Over time, referring to someone as a “narcissist” has become such a common accusation. Far too many times it is more of an insult that simply doesn’t apply. Watering down what Oxford defines as “a person who has an excessive interest in or admiration of themselves” is counterproductive. Those with textbook narcissistic personality disorder (NPD) exist in all walks of life.
For many, the narcissist they know is the one they married.
The battle to move on
Divorce is a common escape from the clutches of narcissism that usually involves a history rife with emotional abuse and bullying. In fact, ending the marriage is the most common form of advice that victims receive and the only way they can move on to a better future.
Separating is easier said than done, particularly when children are involved. The dynamic grows more complex and sinister. Narcissists are experts at adapting. While their spouse suffers gaslighting and other abusive and toxic acts, children see nothing more than a loving and caring parent.

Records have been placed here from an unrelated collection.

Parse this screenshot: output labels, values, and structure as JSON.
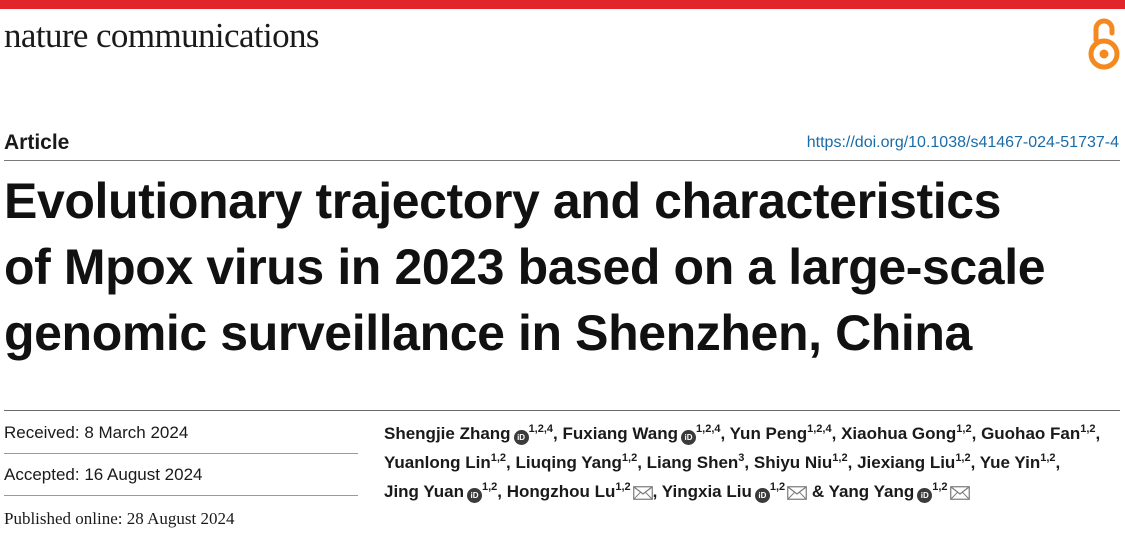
{
  "header": {
    "journal": "nature communications",
    "access_icon": "open-access-icon",
    "accent_color": "#e0262b",
    "access_color": "#f3891f"
  },
  "article": {
    "type": "Article",
    "doi": "https://doi.org/10.1038/s41467-024-51737-4",
    "title_lines": [
      "Evolutionary trajectory and characteristics",
      "of Mpox virus in 2023 based on a large-scale",
      "genomic surveillance in Shenzhen, China"
    ]
  },
  "dates": {
    "received": "Received: 8 March 2024",
    "accepted": "Accepted: 16 August 2024",
    "published": "Published online: 28 August 2024"
  },
  "authors": [
    {
      "name": "Shengjie Zhang",
      "orcid": true,
      "aff": "1,2,4",
      "mail": false,
      "after": ","
    },
    {
      "name": "Fuxiang Wang",
      "orcid": true,
      "aff": "1,2,4",
      "mail": false,
      "after": ","
    },
    {
      "name": "Yun Peng",
      "orcid": false,
      "aff": "1,2,4",
      "mail": false,
      "after": ","
    },
    {
      "name": "Xiaohua Gong",
      "orcid": false,
      "aff": "1,2",
      "mail": false,
      "after": ","
    },
    {
      "name": "Guohao Fan",
      "orcid": false,
      "aff": "1,2",
      "mail": false,
      "after": ","
    },
    {
      "name": "Yuanlong Lin",
      "orcid": false,
      "aff": "1,2",
      "mail": false,
      "after": ","
    },
    {
      "name": "Liuqing Yang",
      "orcid": false,
      "aff": "1,2",
      "mail": false,
      "after": ","
    },
    {
      "name": "Liang Shen",
      "orcid": false,
      "aff": "3",
      "mail": false,
      "after": ","
    },
    {
      "name": "Shiyu Niu",
      "orcid": false,
      "aff": "1,2",
      "mail": false,
      "after": ","
    },
    {
      "name": "Jiexiang Liu",
      "orcid": false,
      "aff": "1,2",
      "mail": false,
      "after": ","
    },
    {
      "name": "Yue Yin",
      "orcid": false,
      "aff": "1,2",
      "mail": false,
      "after": ","
    },
    {
      "name": "Jing Yuan",
      "orcid": true,
      "aff": "1,2",
      "mail": false,
      "after": ","
    },
    {
      "name": "Hongzhou Lu",
      "orcid": false,
      "aff": "1,2",
      "mail": true,
      "after": ","
    },
    {
      "name": "Yingxia Liu",
      "orcid": true,
      "aff": "1,2",
      "mail": true,
      "after": " &"
    },
    {
      "name": "Yang Yang",
      "orcid": true,
      "aff": "1,2",
      "mail": true,
      "after": ""
    }
  ]
}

Narcissists cannot comprehend why anyone would end a relationship with them. Divorce is unacceptable to them as it potentially places a mirror in front of them. Sabotaging and putting up roadblocks is a common tactic. Manipulation is weaponized as they promise to change something that is already embedded in their DNA.
Narcissism is all encompassing. Clinically, the chances of “recovery” are next to zero. There’s no off-switch. The disorder persists and continues to impact former, existing, and new relationships.
A new life and higher quality future is the objective upon finalization of a divorce. It is possible to break free from a narcissist spouse. Starved out of day-to-day contact with a now ex-spouse, they will seek out another target to reign in so they can continue boast about themselves while tearing down their new victim.